Published: 15 August 2006



The reemergence of epidemic diphtheria in Belarus in 1990s has provided us with important information on the biology of the disease and the diversity of the causative agent Corynebacterium diphtheriae. Molecular investigations were conducted with the aim to analyze the genetic variability of C diphtheriae during the post-epidemic period.


The biotype and toxigenicity status of 3513 C. diphtheriae strains isolated from all areas in Belarus during a declining period of diphtheria morbidity (1996–2005) was undertaken. Of these, 384 strains were isolated from diphtheria cases, 1968 from tonsillitis patients, 426 from contacts and 735 from healthy carriers.

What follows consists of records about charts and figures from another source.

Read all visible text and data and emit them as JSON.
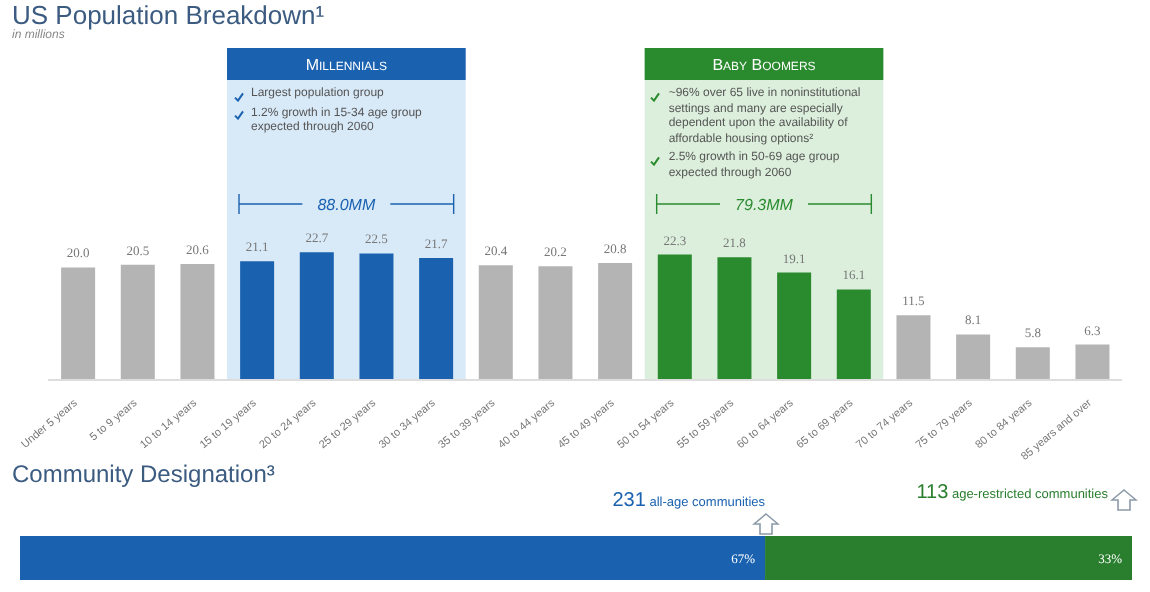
{
  "chart_data": [
    {
      "type": "bar",
      "title": "US Population Breakdown¹",
      "subtitle": "in millions",
      "categories": [
        "Under 5 years",
        "5 to 9 years",
        "10 to 14 years",
        "15 to 19 years",
        "20 to 24 years",
        "25 to 29 years",
        "30 to 34 years",
        "35 to 39 years",
        "40 to 44 years",
        "45 to 49 years",
        "50 to 54 years",
        "55 to 59 years",
        "60 to 64 years",
        "65 to 69 years",
        "70 to 74 years",
        "75 to 79 years",
        "80 to 84 years",
        "85 years and over"
      ],
      "values": [
        20.0,
        20.5,
        20.6,
        21.1,
        22.7,
        22.5,
        21.7,
        20.4,
        20.2,
        20.8,
        22.3,
        21.8,
        19.1,
        16.1,
        11.5,
        8.1,
        5.8,
        6.3
      ],
      "colors": [
        "#b4b4b4",
        "#b4b4b4",
        "#b4b4b4",
        "#1a62b0",
        "#1a62b0",
        "#1a62b0",
        "#1a62b0",
        "#b4b4b4",
        "#b4b4b4",
        "#b4b4b4",
        "#2a8a2e",
        "#2a8a2e",
        "#2a8a2e",
        "#2a8a2e",
        "#b4b4b4",
        "#b4b4b4",
        "#b4b4b4",
        "#b4b4b4"
      ],
      "value_labels": [
        "20.0",
        "20.5",
        "20.6",
        "21.1",
        "22.7",
        "22.5",
        "21.7",
        "20.4",
        "20.2",
        "20.8",
        "22.3",
        "21.8",
        "19.1",
        "16.1",
        "11.5",
        "8.1",
        "5.8",
        "6.3"
      ],
      "bands": [
        {
          "axis": "x",
          "from": "15 to 19 years",
          "to": "30 to 34 years",
          "label": "Millennials",
          "color": "#d8e9f8"
        },
        {
          "axis": "x",
          "from": "50 to 54 years",
          "to": "65 to 69 years",
          "label": "Baby Boomers",
          "color": "#dcefdc"
        }
      ],
      "annotations": [
        "Largest population group",
        "1.2% growth in 15-34 age group expected through 2060",
        "88.0MM",
        "~96% over 65 live in noninstitutional settings and many are especially dependent upon the availability of affordable housing options²",
        "2.5% growth in 50-69 age group expected through 2060",
        "79.3MM"
      ]
    },
    {
      "type": "bar",
      "title": "Community Designation³",
      "orientation": "horizontal",
      "stacked": true,
      "categories": [
        null
      ],
      "series": [
        {
          "color": "#1a62b0",
          "values": [
            67
          ],
          "value_labels": [
            "67%"
          ]
        },
        {
          "color": "#2a7f2e",
          "values": [
            33
          ],
          "value_labels": [
            "33%"
          ]
        }
      ],
      "annotations": [
        "231 all-age communities",
        "113 age-restricted communities"
      ]
    }
  ]
}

Four hundred and thirty two selected strains were ribotyped.


The C diphtheriae gravis biotype, which was prevalent during 1996–2000, was "replaced" by the mitis biotype during 2001–2005. The distribution of toxigenic C. diphtheriae strains also decreased from 47.1% (1996) to 5.8% (2005). Changes in the distribution of the epidemic ribotypes Sankt-Peterburg and Rossija were also observed. During 2001–2005 the proportion of the Sankt-Peterburg ribotype decreased from 24.3% to 2.3%, in contrast to the Rossija ribotype, that increased from 25.1% to 49.1%. The circulation of other toxigenic ribotypes (Otchakov, Lyon, Bangladesh), which were prevalent during the period of high diphtheria incidence, also decreased. But at the same time, the proportion of non-toxigenic strains with the Cluj and Rossija ribotypes dramatically increased and accounted for 49.3% and 30.1%, respectively.


The decrease in morbidity correlated with the dramatic decrease in the isolation of the gravis biotype and Sankt Peterburg ribotype, and the prevalence of the Rossija ribotype along with other rare ribotypes associated with non-toxigenic strains (Cluj and Rossija, in particular).